The story centering on two main characters, who are different from each other physically (sometimes mentally) yet retain similar values or expectations in life, is a staple in animation. One needs the other to survive, to exist, to entertain. Think of the loony scheming of ‘Tom & Jerry’, or the dark animated work that is Mary and Max (2009), and even to some extent, Timon and Pumbaa in The Lion King (1994), to name a few.

Ernest & Celestine, while not immediately iconic as characters or as a movie, draws on influences of the past. Its watercolour, vaguely-detailed animation style recalls the likes of The Secret of Kells (2009) or some of the scenes in Isao Takahata’s early works like Only Yesterday (1991). There is something attractive about a bear and a mouse who live together – one huge, one small; one regrettably clumsy, the other vulnerable.

Legend has it that bears eat mice, fears propagated by an old mouse tending to young, orphaned mice. Celestine, a young mouse, refuses to believe, and when by chance she encounters Ernest the bear, it is the start of an unlikely friendship that is threatened to be broken by prejudiced bears and mice living comfortably in their own worlds.

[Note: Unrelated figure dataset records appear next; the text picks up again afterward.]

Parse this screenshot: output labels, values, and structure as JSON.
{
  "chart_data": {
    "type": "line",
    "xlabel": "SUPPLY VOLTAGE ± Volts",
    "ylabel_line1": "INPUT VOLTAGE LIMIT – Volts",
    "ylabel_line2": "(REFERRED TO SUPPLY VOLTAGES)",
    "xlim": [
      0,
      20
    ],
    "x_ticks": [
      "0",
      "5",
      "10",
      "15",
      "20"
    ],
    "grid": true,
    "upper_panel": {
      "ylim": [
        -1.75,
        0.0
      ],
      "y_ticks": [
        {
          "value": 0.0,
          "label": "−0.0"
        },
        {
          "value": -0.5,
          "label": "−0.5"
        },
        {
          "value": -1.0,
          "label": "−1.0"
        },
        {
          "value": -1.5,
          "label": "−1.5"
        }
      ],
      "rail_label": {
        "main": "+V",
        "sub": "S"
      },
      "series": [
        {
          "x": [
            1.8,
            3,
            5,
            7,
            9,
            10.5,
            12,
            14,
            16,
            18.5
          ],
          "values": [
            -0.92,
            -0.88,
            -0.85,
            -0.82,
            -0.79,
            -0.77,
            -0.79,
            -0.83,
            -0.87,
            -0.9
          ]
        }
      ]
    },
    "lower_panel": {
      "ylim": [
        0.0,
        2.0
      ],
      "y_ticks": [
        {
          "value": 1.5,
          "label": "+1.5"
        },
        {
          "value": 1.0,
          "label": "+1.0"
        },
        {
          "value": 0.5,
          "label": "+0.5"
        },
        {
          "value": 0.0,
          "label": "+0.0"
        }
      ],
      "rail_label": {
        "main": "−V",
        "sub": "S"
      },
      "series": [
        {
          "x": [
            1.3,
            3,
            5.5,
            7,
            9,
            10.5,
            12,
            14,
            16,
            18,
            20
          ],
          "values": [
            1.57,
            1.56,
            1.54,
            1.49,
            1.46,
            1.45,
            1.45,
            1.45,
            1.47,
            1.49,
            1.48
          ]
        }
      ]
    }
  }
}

We fear the other because we don’t understand the other. We sometimes claim to understand the other, yet the fear remains. That is merely a false reconciliation. Despite being a family movie, Ernest & Celestine may contain some subtext on homosexuality, though that I believe is without intent by the filmmakers. Even if Ernest and Celestine are of a different gender, they may be treated as symbolic of the plight of homosexuals in homophobic societies. Their relationship is opposed, even condemned.

It is no surprise that the climax of the film is coincidentally situated in the court of justice. The law prohibits homosexual relations, but I leave you to see the film’s resolution to draw your own conclusions. Sometimes it is enriching (or just plain fun) to overanalyze a film that is as uncomplicated and pure as Ernest & Celestine.

Verdict: A simple, beautifully-drawn French animated offering with a decent blend of humour and heart.